Durante muchos años las Humanidades han tenido que justificar su utilidad utilizando el lenguaje del mercado laboral: Salidas profesionales., empleabilidad., salarios, demanda empresarial.
Pero quizá hemos formulado mal la pregunta.
Amanda Askell es un ejemplo extraordinario.
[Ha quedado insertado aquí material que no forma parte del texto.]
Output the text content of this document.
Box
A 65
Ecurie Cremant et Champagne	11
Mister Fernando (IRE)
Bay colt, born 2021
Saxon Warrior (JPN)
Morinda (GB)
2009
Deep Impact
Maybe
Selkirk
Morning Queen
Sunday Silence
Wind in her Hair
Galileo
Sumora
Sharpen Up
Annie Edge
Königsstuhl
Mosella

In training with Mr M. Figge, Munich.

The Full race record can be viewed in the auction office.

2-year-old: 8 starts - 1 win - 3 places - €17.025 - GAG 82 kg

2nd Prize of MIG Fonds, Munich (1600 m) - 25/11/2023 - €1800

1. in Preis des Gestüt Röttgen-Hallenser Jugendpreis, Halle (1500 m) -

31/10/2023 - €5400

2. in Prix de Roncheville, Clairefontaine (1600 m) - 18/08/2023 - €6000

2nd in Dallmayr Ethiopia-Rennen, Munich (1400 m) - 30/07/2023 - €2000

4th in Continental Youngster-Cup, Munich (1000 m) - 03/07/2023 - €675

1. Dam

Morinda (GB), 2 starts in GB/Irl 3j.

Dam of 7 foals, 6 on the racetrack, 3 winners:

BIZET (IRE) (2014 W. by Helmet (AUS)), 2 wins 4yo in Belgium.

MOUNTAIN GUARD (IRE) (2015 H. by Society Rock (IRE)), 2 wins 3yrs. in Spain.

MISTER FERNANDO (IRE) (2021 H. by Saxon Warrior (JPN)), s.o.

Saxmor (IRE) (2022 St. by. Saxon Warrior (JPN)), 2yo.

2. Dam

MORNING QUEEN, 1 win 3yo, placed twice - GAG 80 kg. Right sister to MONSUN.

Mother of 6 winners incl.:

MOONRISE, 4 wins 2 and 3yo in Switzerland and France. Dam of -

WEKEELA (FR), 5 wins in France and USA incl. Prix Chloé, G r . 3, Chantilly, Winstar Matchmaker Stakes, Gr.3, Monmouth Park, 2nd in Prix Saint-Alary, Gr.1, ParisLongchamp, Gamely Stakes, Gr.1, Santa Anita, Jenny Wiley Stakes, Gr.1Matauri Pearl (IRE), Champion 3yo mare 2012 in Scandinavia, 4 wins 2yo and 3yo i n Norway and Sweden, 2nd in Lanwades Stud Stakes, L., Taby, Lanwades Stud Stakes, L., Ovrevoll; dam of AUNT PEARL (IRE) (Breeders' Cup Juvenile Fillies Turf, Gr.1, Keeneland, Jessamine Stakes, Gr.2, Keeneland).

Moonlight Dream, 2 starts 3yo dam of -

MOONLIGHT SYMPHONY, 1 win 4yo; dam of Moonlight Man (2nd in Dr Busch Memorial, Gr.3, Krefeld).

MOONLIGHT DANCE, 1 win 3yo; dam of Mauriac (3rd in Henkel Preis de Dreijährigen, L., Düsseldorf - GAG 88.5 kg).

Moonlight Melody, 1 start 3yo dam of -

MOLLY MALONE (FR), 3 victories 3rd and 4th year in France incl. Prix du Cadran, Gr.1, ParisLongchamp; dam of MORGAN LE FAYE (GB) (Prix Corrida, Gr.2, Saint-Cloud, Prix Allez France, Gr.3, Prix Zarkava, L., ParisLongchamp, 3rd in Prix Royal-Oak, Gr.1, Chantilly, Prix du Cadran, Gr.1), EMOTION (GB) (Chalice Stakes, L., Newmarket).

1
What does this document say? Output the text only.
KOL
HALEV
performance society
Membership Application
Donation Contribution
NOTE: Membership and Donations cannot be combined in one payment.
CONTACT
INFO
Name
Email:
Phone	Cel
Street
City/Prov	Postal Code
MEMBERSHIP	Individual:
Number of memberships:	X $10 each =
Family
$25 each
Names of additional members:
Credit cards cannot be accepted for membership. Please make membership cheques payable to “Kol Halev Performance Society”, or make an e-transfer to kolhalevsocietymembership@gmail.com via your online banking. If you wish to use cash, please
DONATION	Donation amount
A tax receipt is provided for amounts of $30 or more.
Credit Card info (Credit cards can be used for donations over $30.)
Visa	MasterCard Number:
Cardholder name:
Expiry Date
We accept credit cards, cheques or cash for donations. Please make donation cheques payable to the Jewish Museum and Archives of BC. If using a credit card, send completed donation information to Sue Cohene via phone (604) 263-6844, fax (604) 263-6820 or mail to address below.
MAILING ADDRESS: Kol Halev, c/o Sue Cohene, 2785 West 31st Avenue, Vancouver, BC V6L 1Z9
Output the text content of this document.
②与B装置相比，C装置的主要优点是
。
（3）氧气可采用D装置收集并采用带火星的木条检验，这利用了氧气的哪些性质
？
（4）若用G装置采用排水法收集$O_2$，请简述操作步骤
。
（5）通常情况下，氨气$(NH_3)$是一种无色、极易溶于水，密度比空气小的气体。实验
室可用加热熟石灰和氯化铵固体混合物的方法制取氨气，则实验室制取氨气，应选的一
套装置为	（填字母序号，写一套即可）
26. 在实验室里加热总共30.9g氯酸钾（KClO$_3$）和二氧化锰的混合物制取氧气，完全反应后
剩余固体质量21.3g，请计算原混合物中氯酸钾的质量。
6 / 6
Una filósofa está trabajando en una de las empresas de inteligencia artificial más importantes del mundo tratando de resolver un problema que los ingenieros, por sí solos, no pueden resolver:
qué clase de comportamiento queremos de las inteligencias que estamos construyendo.
Y probablemente necesitemos cada vez más perfiles así.
Ingenieros que entiendan ética.
Filósofos que entiendan tecnología.
Directivos que entiendan inteligencia artificial.
Tecnólogos que comprendan organizaciones.
Humanistas capaces de trabajar con datos.
Porque los grandes problemas rara vez pertenecen a una sola disciplina.
Quizá mi carrera sí servía para algo
Han pasado muchos años desde que alguien me preguntó por primera vez:
«¿Para qué has estudiado Filosofía?»
Hoy creo que por fin tengo una respuesta:
Me enseñó a hacer preguntas.
A desconfiar de respuestas demasiado simples.
A observar sistemas completos.
A conectar ideas que aparentemente pertenecen a mundos distintos.
Después aprendí empresa.
Después estrategia.
Después tecnología.
Y ahora inteligencia artificial.
Mirándolo retrospectivamente, quizá no hayan sido etapas independientes.
Quizá haya estado intentando hacer lo mismo todo este tiempo:
entender el sistema completo.
Por eso siento también una responsabilidad especial por divulgar lo que está ocurriendo con la inteligencia artificial. No porque tenga todas las respuestas.
Sino precisamente porque estamos entrando en un momento en el que tendremos que formular preguntas mucho mejores.
Amanda Askell está haciéndolo desde dentro de uno de los grandes laboratorios de inteligencia artificial.
Yo intento hacerlo desde otro territorio: el de las empresas que tendrán que aprender a convivir con estas tecnologías.
Y quizá ahí esté una de las grandes ironías de nuestra época.
Durante años preguntamos:
«¿Para qué sirve un filósofo?»
Ahora que estamos construyendo inteligencias capaces de razonar, decidir y actuar, quizá la pregunta sea otra:
¿cómo pudimos pensar alguna vez que no íbamos a necesitarlos?